Barbara Demick most recently served as the bureau chief in Beijing for the Los Angeles Times. She was formerly bureau chief in Seoul. She joined The Times in 2001. She is the author of two books: the bestselling Nothing to Envy: Ordinary Lives in North Korea and Logavina Street: Life and Death in a Sarajevo Neighborhood. Demick has won Britain’s Samuel Johnson Award for best nonfiction, the George Polk Award and the Robert F. Kennedy Award, as well as awards from the Asia Society and the Overseas Press Club and most recently, in 2012, Stanford University’s Shorenstein Award for best Asia reporting.
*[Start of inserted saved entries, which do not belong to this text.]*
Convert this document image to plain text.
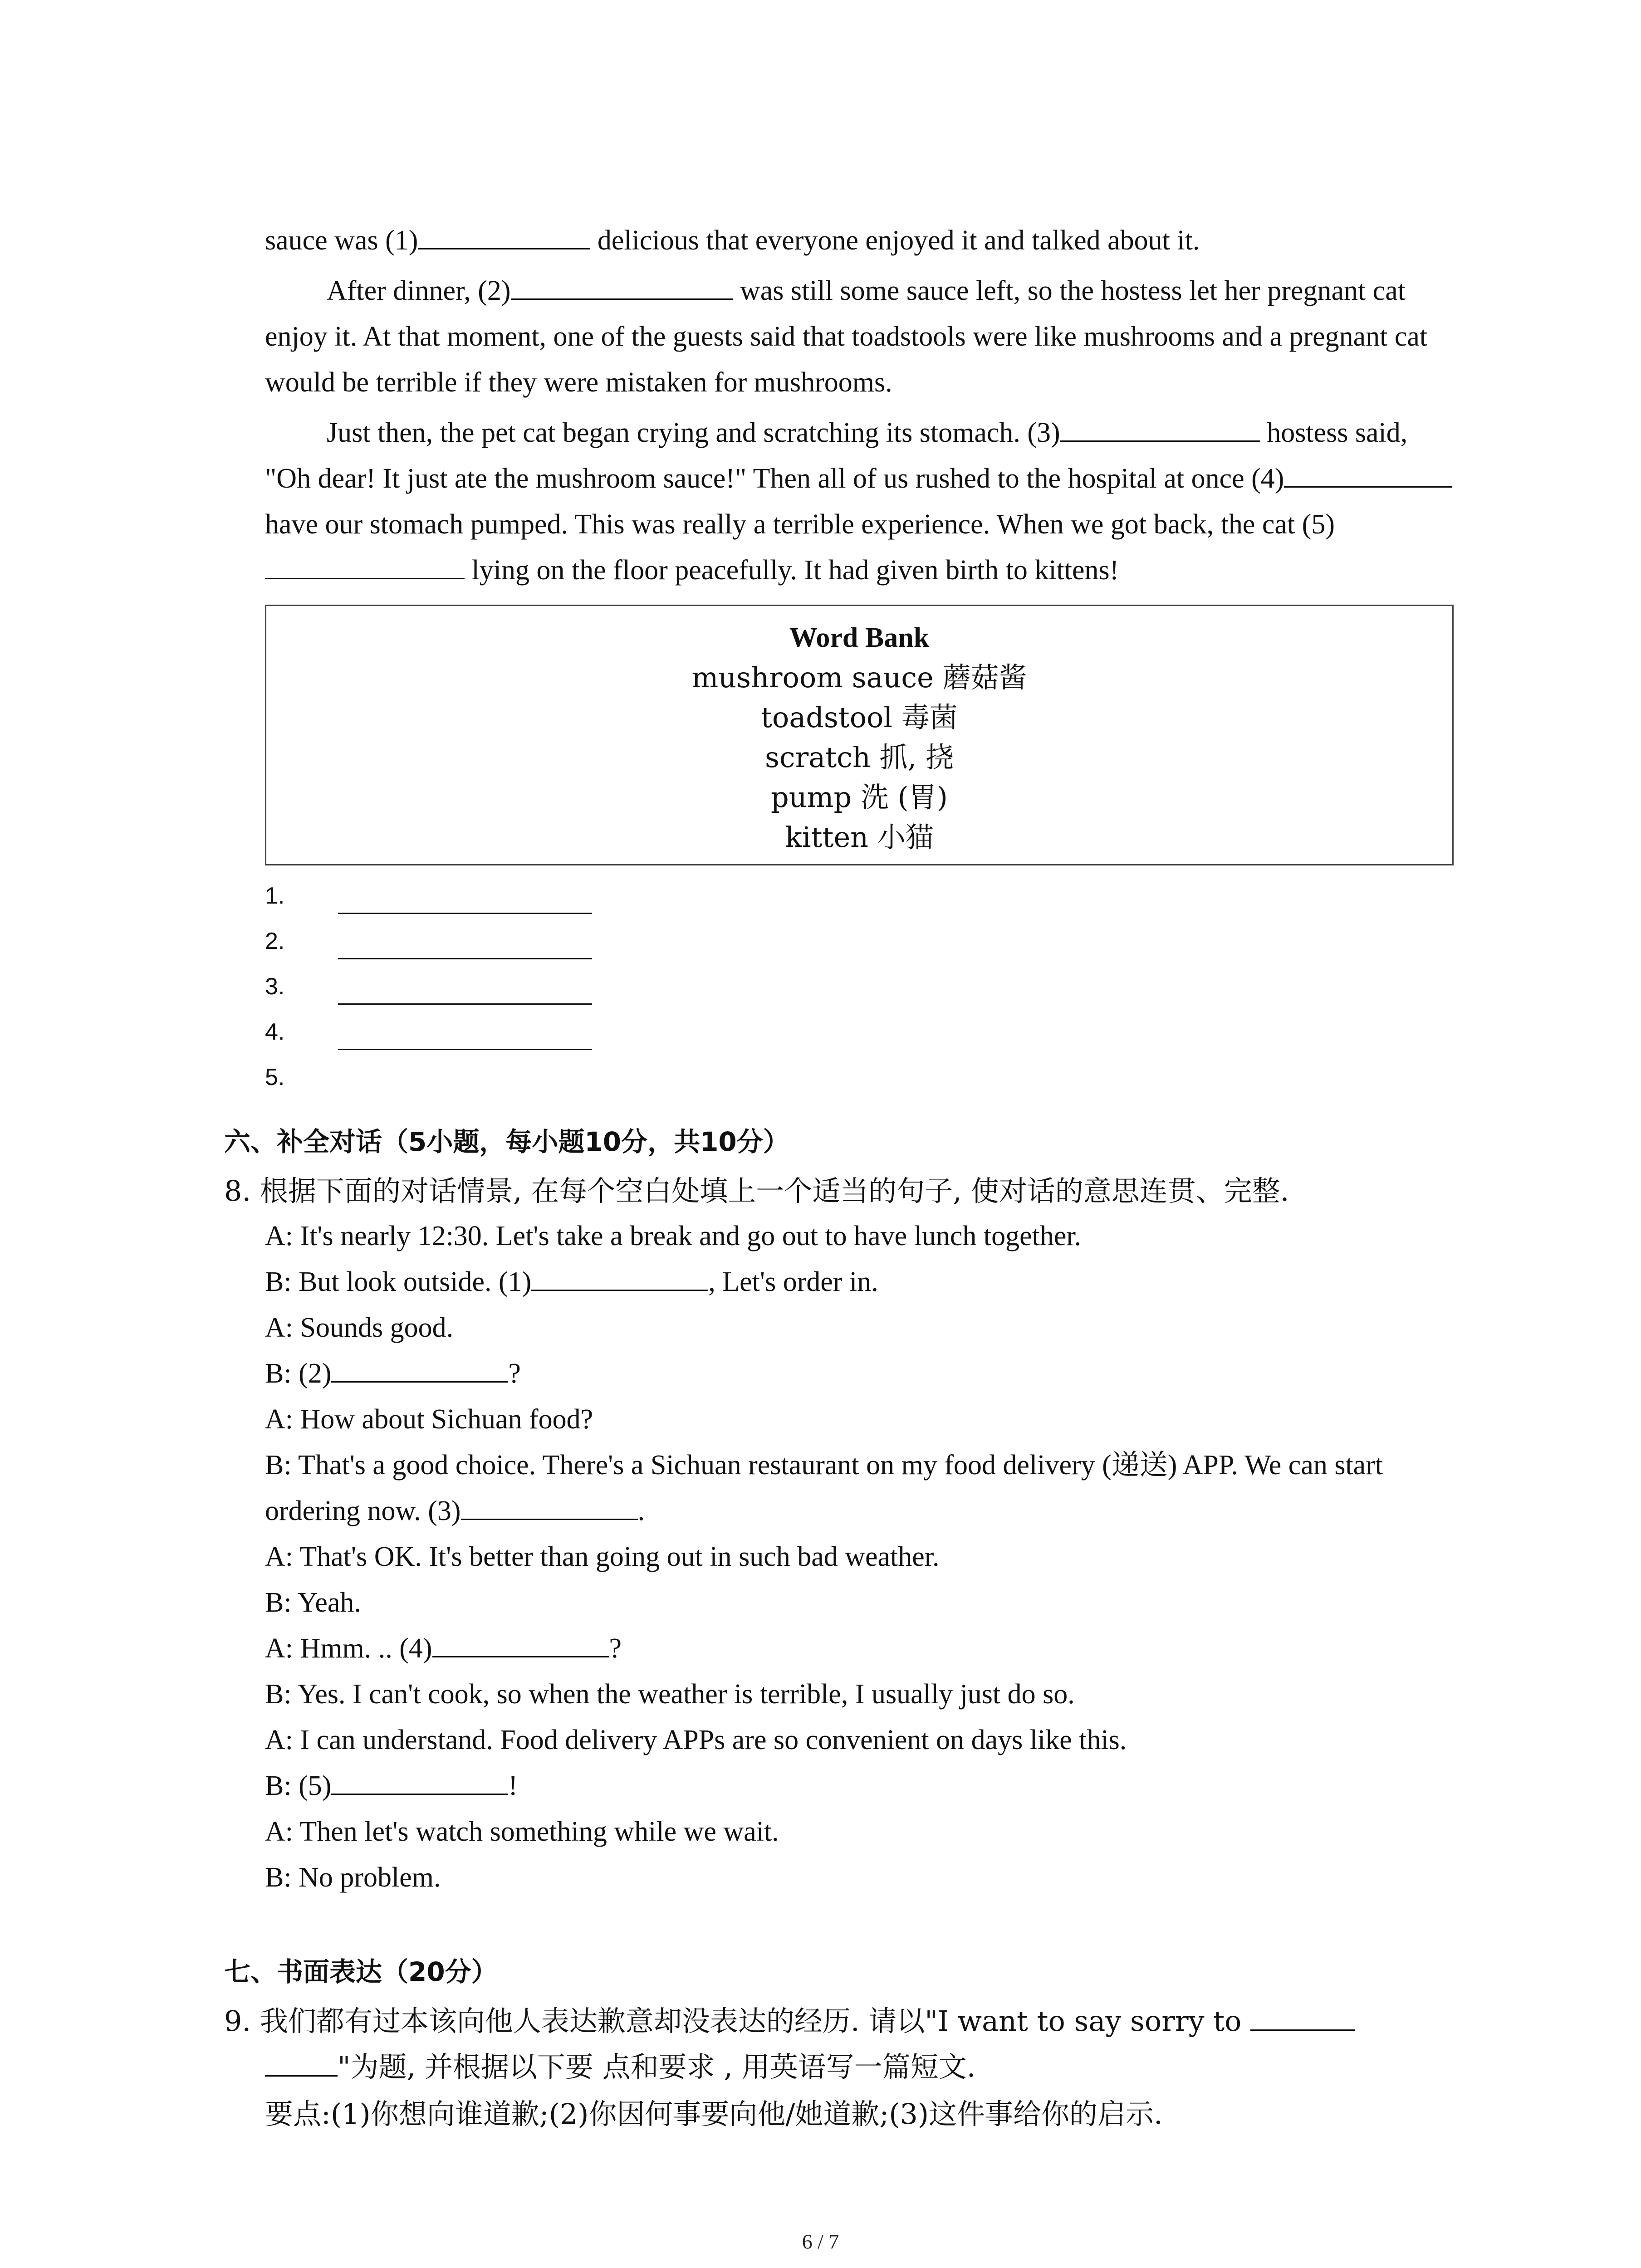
sauce was (1)	delicious that everyone enjoyed it and talked about it.

After dinner, (2)	was still some sauce left, so the hostess let her pregnant cat enjoy it. At that moment, one of the guests said that toadstools were like mushrooms and a pregnant cat would be terrible if they were mistaken for mushrooms.

Just then, the pet cat began crying and scratching its stomach. (3)	hostess said, "Oh dear! It just ate the mushroom sauce!" Then all of us rushed to the hospital at once (4) have our stomach pumped. This was really a terrible experience. When we got back, the cat (5) lying on the floor peacefully. It had given birth to kittens!

Word Bank
mushroom sauce 蘑菇酱
toadstool 毒菌
scratch 抓, 挠
pump 洗 (胃)
kitten 小猫
1.
2.
3.
4.
5.
六、补全对话（5小题，每小题10分，共10分）
8. 根据下面的对话情景, 在每个空白处填上一个适当的句子, 使对话的意思连贯、完整.

A: It's nearly 12:30. Let's take a break and go out to have lunch together.

B: But look outside. (1)	, Let's order in.

A: Sounds good.

B: (2)	?

A: How about Sichuan food?

B: That's a good choice. There's a Sichuan restaurant on my food delivery (递送) APP. We can start ordering now. (3)	.

A: That's OK. It's better than going out in such bad weather.

B: Yeah.

A: Hmm. .. (4)	?

B: Yes. I can't cook, so when the weather is terrible, I usually just do so.

A: I can understand. Food delivery APPs are so convenient on days like this.

B: (5)	!

A: Then let's watch something while we wait.

B: No problem.

七、书面表达（20分）
9. 我们都有过本该向他人表达歉意却没表达的经历. 请以"I want to say sorry to
"为题, 并根据以下要 点和要求 , 用英语写一篇短文.
要点:(1)你想向谁道歉;(2)你因何事要向他/她道歉;(3)这件事给你的启示.
6 / 7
She has been a finalist for the Pulitzer Prize and the National Book Award.

 

Gady Epstein has been covering China and Asia since 2002. As China correspondent for The Economist, he has made a specialty of writing about the Internet, including a fourteen-page special report in 2013. He writes frequently about China’s elite politics and about the complex low politics of operating in China. From 2007 to 2011, he wrote for Forbes about the rise of Chinese social media, the travails of private entrepreneurs in China, and awful books on doing business in China. Previously, he was Beijing Bureau Chief and International Projects Reporter for The Baltimore Sun, where he won a Gerald Loeb Award for Distinguished Business and Financial Journalism for a series on globalization. In 2006-07, he completed a Knight-Wallace Fellowship at the University of Michigan. A native of Palo Alto, California, he graduated in 1994 from Harvard.

 

Edward Wong is Beijing Bureau Chief for The New York Times. Since 2008, he has covered Chinese politics, economics, the military, foreign policy, the environment, culture, and a range of other issues. He has been a writer on three in-depth series, which explored China’s growing global reach, cultural production and censorship, and the 2012 leadership transition. Since being posted to China, he has also reported from countries across Asia, including Afghanistan, North Korea, and Myanmar. Wong has worked for The Times for more than thirteen years. His first foreign assignment for the newspaper was in the Baghdad bureau, where he covered the Iraq War from 2003 to 2007. Between his Iraq and China assignments, he studied Mandarin at Middlebury College and at Taiwan University. He first went to China in 1996, when he studied Mandarin at Beijing Language and Culture University. Wong’s parents are from Hong Kong and Guangdong Province, and he is conversant in Cantonese. He has also written often on travels in the Himalayas. Wong has a Bachelor’s degree in English Literature from the University of Virginia and dual Master’s degrees in International Studies and Journalism from the University of California, Berkeley.

 

As Human Rights Watch’s Director of Global Initiatives, Minky Worden develops and implements international outreach and advocacy campaigns. She previously served as Human Rights Watch’s Media Director, working with the world’s journalists to help them cover crises, wars, human rights abuses and political developments in some 90 countries worldwide. Before joining Human Rights Watch in 1998, Ms. Worden lived and worked in Hong Kong as an adviser to Democratic Party chairman Martin Lee and worked at the Department of Justice in Washington, D.C. as a speechwriter for the U.S. Attorney General and in the Executive Office for US Attorneys. A member of the Council on Foreign Relations, Ms. Worden speaks Cantonese and German, and is an elected member of the Overseas Press Club’s Board of Governors. She is the editor of The Unfinished Revolution (Seven Stories Press, 2012) and China’s Great Leap (Seven Stories Press, 2008), and the co-editor of Torture (New Press, 2005).